O grande princípio inspirador,
motivador e norteador dessas reflexões, estudos e provocações acima, é o compromisso ético jesuano-cristão
decorrente do batismo e confirmação de cada um e de cada uma dos cristãos
leigos e leigas, frente a essa realidade que se apresenta tão desconforme com o
Plano de Deus para muitos dos homens e mulheres dos tempos do aqui e agora.

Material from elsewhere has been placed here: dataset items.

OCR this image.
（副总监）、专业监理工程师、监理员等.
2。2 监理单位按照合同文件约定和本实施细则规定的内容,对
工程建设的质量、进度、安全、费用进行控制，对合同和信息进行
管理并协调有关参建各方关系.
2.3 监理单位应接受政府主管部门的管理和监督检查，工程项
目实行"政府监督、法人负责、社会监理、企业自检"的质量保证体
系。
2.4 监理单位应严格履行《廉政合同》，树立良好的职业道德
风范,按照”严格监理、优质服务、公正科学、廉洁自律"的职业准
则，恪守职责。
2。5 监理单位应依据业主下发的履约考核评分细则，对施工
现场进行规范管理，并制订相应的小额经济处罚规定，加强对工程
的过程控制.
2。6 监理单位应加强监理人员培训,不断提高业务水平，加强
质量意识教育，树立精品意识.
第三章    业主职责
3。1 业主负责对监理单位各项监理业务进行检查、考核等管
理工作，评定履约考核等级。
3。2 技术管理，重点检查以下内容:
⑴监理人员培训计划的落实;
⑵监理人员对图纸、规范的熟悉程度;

Como estratégia para todas as
ações e iniciativas é prudente e necessário adotar o princípio da construção
coletiva, da colegialidade, da corresponsabilidade e comunhão no serviço e a
serviço do Reinado de Deus, articulando-se com os demais cristãos e/ou
organismos da Igreja Povo de Deus.
O Concílio Vaticano II tem uma
palavra forte e animadora para os cristãos, leigos e leigas, ao dizer que “cada
um dos leigos deve ser, perante o mundo, testemunha da ressurreição e da vida
do Senhor Jesus e sinal do Deus vivo. Todos juntos, cada um na medida das suas
possibilidades, devem alimentar o mundo com frutos espirituais (cf.Gal 5,22), e
devem infundir-lhe o espírito que é próprio dos pobres, dos mansos e dos
pacíficos, daqueles que o Senhor no Evangelho proclamou bem-aventurados (cf.Mt
5,3-9). Numa palavra, “o que a alma é no corpo,
sejam-no os cristãos no mundo” (São João Crisóstomo) - (LG 38).
O coração do mundo terá seus Profetas?
Que o Espírito de Deus, que é
Santo,
ilumine a todos os cristãos, leigos
e leigas, nesses seus desafios ...
Campo Bom, 25 de julho de 2012
José Wilson Schlickmann
Muito interessante... o que mais me faz refletir são as considerações expressas no ponto 06, quanto à comunhão eclesial, da mesma forma que procuro meditar sobre a Eucaristia.